The lectures which I herewith lay before the medical public at large were delivered in the early part of this year, in the new Pathological Institute of the University of Berlin, in the presence of a somewhat numerous assembly of medical men, for the most part physicians practising in the town. The object chiefly aimed at in them, illustrated as they were by as extensive a series of microscopical preparations as it was in my power to supply, was to furnish a clear and connected explanation of those facts upon which, according to my ideas, the theory of life must now be based, and out of which also the science of pathology has now to be constructed.
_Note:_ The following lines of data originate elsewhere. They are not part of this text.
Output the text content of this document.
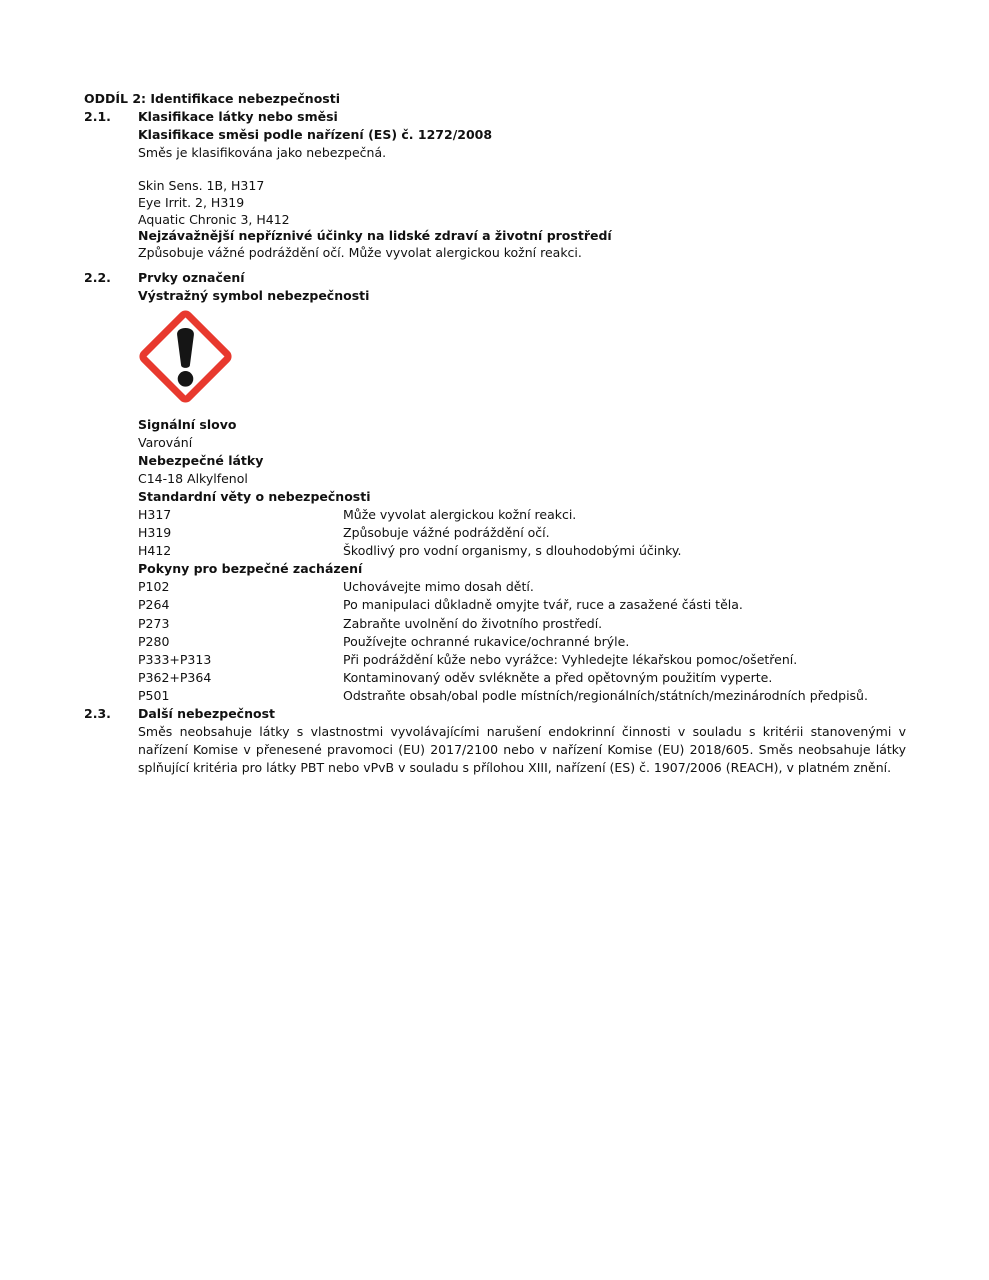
ODDÍL 2: Identifikace nebezpečnosti
2.1.	Klasifikace látky nebo směsi
Klasifikace směsi podle nařízení (ES) č. 1272/2008
Směs je klasifikována jako nebezpečná.
Skin Sens. 1B, H317
Eye Irrit. 2, H319
Aquatic Chronic 3, H412
Nejzávažnější nepříznivé účinky na lidské zdraví a životní prostředí
Způsobuje vážné podráždění očí. Může vyvolat alergickou kožní reakci.
2.2.	Prvky označení
Výstražný symbol nebezpečnosti
Signální slovo
Varování
Nebezpečné látky
C14-18 Alkylfenol
Standardní věty o nebezpečnosti
H317	Může vyvolat alergickou kožní reakci.
H319	Způsobuje vážné podráždění očí.
H412	Škodlivý pro vodní organismy, s dlouhodobými účinky.
Pokyny pro bezpečné zacházení
P102	Uchovávejte mimo dosah dětí.
P264	Po manipulaci důkladně omyjte tvář, ruce a zasažené části těla.
P273	Zabraňte uvolnění do životního prostředí.
P280	Používejte ochranné rukavice/ochranné brýle.
P333+P313	Při podráždění kůže nebo vyrážce: Vyhledejte lékařskou pomoc/ošetření.
P362+P364	Kontaminovaný oděv svlékněte a před opětovným použitím vyperte.
P501	Odstraňte obsah/obal podle místních/regionálních/státních/mezinárodních předpisů.
2.3.	Další nebezpečnost
Směs neobsahuje látky s vlastnostmi vyvolávajícími narušení endokrinní činnosti v souladu s kritérii stanovenými v nařízení Komise v přenesené pravomoci (EU) 2017/2100 nebo v nařízení Komise (EU) 2018/605. Směs neobsahuje látky splňující kritéria pro látky PBT nebo vPvB v souladu s přílohou XIII, nařízení (ES) č. 1907/2006 (REACH), v platném znění.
They were more particularly intended as an attempt to offer in a better arranged form than had hitherto been done, a view of the cellular nature of all vital processes, both physiological and pathological, animal and vegetable, so as distinctly to set forth what even the people have long been dimly conscious of, namely, the unity of life[1] in all organized beings, in opposition to the one-sided humoral and neuristical (solidistic) tendencies which have been transmitted from the mythical days of antiquity to our own times, and at the same time to contrast with the equally one-sided interpretations of a grossly mechanical and chemical bias—the more delicate mechanism and chemistry of the cell.

In consequence of the great advances that have been made in the details of science, it has been becoming continually more and more

  1. See Lect. I., p. 40 and Lect. XIV., pp. 322-324.—Trans.